Replacing, among others, the PAMELA system, the Serval Mistral will have the dual mission of providing fixed and accompanying surface-to-air defence. Two Mistral-based concepts will coexist. The first is the aforementioned Serval SATCP subvariant within the SCORPION program and is already qualified. It is the only one operational as of 2023 and is based on dismounted Mistral stations. The other concept, soon to be "resurrected", represents the Serval Mistral, which integrates an ATLAS RC remotely-operated turret on the vehicle, thus granting the ability to accompany the advance and carry out fire actions while remaining on board. According to initial plans, this turret will carry "at least two" Mistral 3 missiles" in addition to defensive armament. The STAT points out that the French Army will then have no delay in setting up the battery, eliminating all that this implies in terms of vulnerability. The Serval Mistral will carry the entire environment needed to build up complete capabilities, including an X-band radar for detection and a specific command component for deconfliction logics.

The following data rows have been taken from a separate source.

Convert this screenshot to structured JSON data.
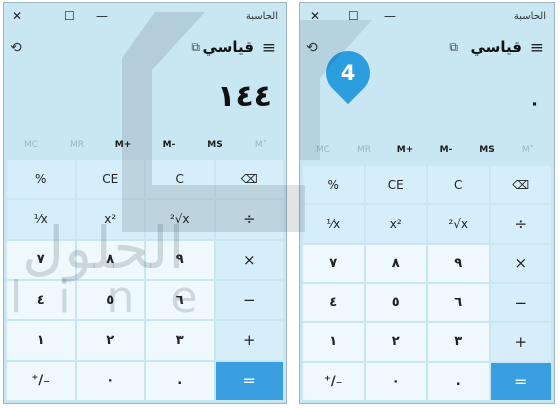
{
  "calc_left": {
    "window_title": "الحاسبة",
    "mode": "قياسي",
    "display": "١٤٤",
    "memory": [
      "MC",
      "MR",
      "M+",
      "M-",
      "MS",
      "M˅"
    ],
    "keys": [
      "%",
      "CE",
      "C",
      "⌫",
      "⅟x",
      "x²",
      "²√x",
      "÷",
      "٧",
      "٨",
      "٩",
      "×",
      "٤",
      "٥",
      "٦",
      "−",
      "١",
      "٢",
      "٣",
      "+",
      "⁺∕₋",
      "٠",
      ".",
      "="
    ]
  },
  "calc_right": {
    "window_title": "الحاسبة",
    "mode": "قياسي",
    "display": "٠",
    "step_badge": "4",
    "memory": [
      "MC",
      "MR",
      "M+",
      "M-",
      "MS",
      "M˅"
    ],
    "keys": [
      "%",
      "CE",
      "C",
      "⌫",
      "⅟x",
      "x²",
      "²√x",
      "÷",
      "٧",
      "٨",
      "٩",
      "×",
      "٤",
      "٥",
      "٦",
      "−",
      "١",
      "٢",
      "٣",
      "+",
      "⁺∕₋",
      "٠",
      ".",
      "="
    ]
  },
  "watermark": {
    "text": "الحلول",
    "subtext": "line"
  },
  "colors": {
    "window_bg": "#c9e6f3",
    "key_bg": "#d5eef9",
    "num_key_bg": "#eef8fd",
    "equals_bg": "#3a9fe0",
    "badge_bg": "#2c9ee0"
  }
}
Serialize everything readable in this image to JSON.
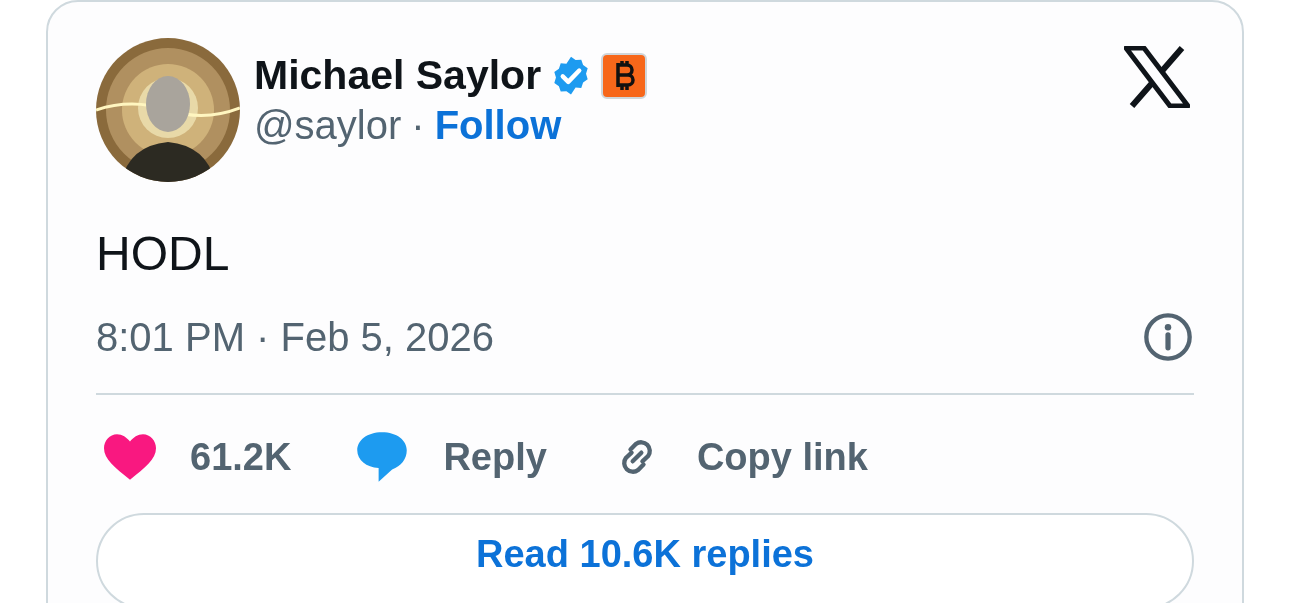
{
  "author": {
    "name": "Michael Saylor",
    "handle": "@saylor",
    "separator": "·",
    "follow": "Follow"
  },
  "text": "HODL",
  "timestamp": "8:01 PM · Feb 5, 2026",
  "actions": [
    {
      "kind": "like",
      "label": "61.2K"
    },
    {
      "kind": "reply",
      "label": "Reply"
    },
    {
      "kind": "copy",
      "label": "Copy link"
    }
  ],
  "replies_button": "Read 10.6K replies"
}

==List of variants and subvariants==
===VBMR-L Serval Scorpion===
- VPB: Armoured patrol vehicle
  - Infanterie: Light infantry carrier
  - MMP: Medium-range missile platform
  - MO81: 81 mm dismounted mortar
  - MO120: 120 mm towed mortar
  - SATCP: Dismounted very short-range surface-to-air missile system
  - EPC: Command post
  - OA: Artillery observation
  - GEN: Combat engineering
  - SAN: Medical evacuation
  - RAV: Refuelling
- SA2R: ISTAR vehicle
  - ACQ: acquisition
  - TDR: intelligence processing
- NCT: Tactical communications node vehicle
- GE: Electronic warfare vehicle

=== VLTP P Serval ===

- Serval LAD
- Serval Mistral/TCP

==Operators==

=== Current operators ===

- France (978)
 Planned total orders:
- Programme VBMR-L Serval Scorpion: 978 planned
- Programme VLTP P Serval: 1,060 planned
 Orders:
- Programme VBMR-L Serval Scorpion
  - Tranche 1, 2020, 364 Serval ordered
  - Tranche 2, 2023, 420 Serval ordered
  - Tranche 3, 2024, 97 Serval ordered
- Programme VLTP P Serval
  - Tranche 1, 2024, 530 Serval ordered
 Deliveries:
- 2022: 60 delivered
- 2023: 129 delivered, making a total of 189 delivered to the French Army

Planned deliveries
- 2024, 103 planned to be delivered
- By 2025, 489 will be delivered
- By 2030:
  - 978 Serval Scorpion
  - 36 VLTP P Serval:
    - 12 Serval LAD
    - 24 Serval Mistral
- By 2035
  - 978 Serval Scorpion
  - 1,060 VLTP P Serval
    - 40 Serval LAD
    - 45 Serval Mistral(TCP

=== Future operators ===

- Croatia (15)
 15 ordered with 18 Caesar Mk2 from the Croatian Army in December 2025.
 The Serval are intended for command posts and observation teams for the artillery.
- Luxembourg (5)
 The Luxembourg parliament approved the purchase in November 2024.
 It includes:
- 2 command vehicles for the headquarters (état-major)
- 2 APC for the squadrons
- 1 for training (driving, turret, communication systems)

=== Potential orders ===

- Belgium (123)
 123 are planned to be ordered, it was approved by the Belgian parliament in December 2025 (CaMo Phase 3).
- Cyprus
 The Cyprus National Guard is reportedly considering the purchase of 100 Serval along with 80 Griffon vehicles.
- France (1,060)
 1,060 additional Serval vehicles to be purchased under the VLTP P segment haut programme and delivered by 2035.
- Ireland
 The Irish Army seems to have shown interest in the VBMR-L Serval.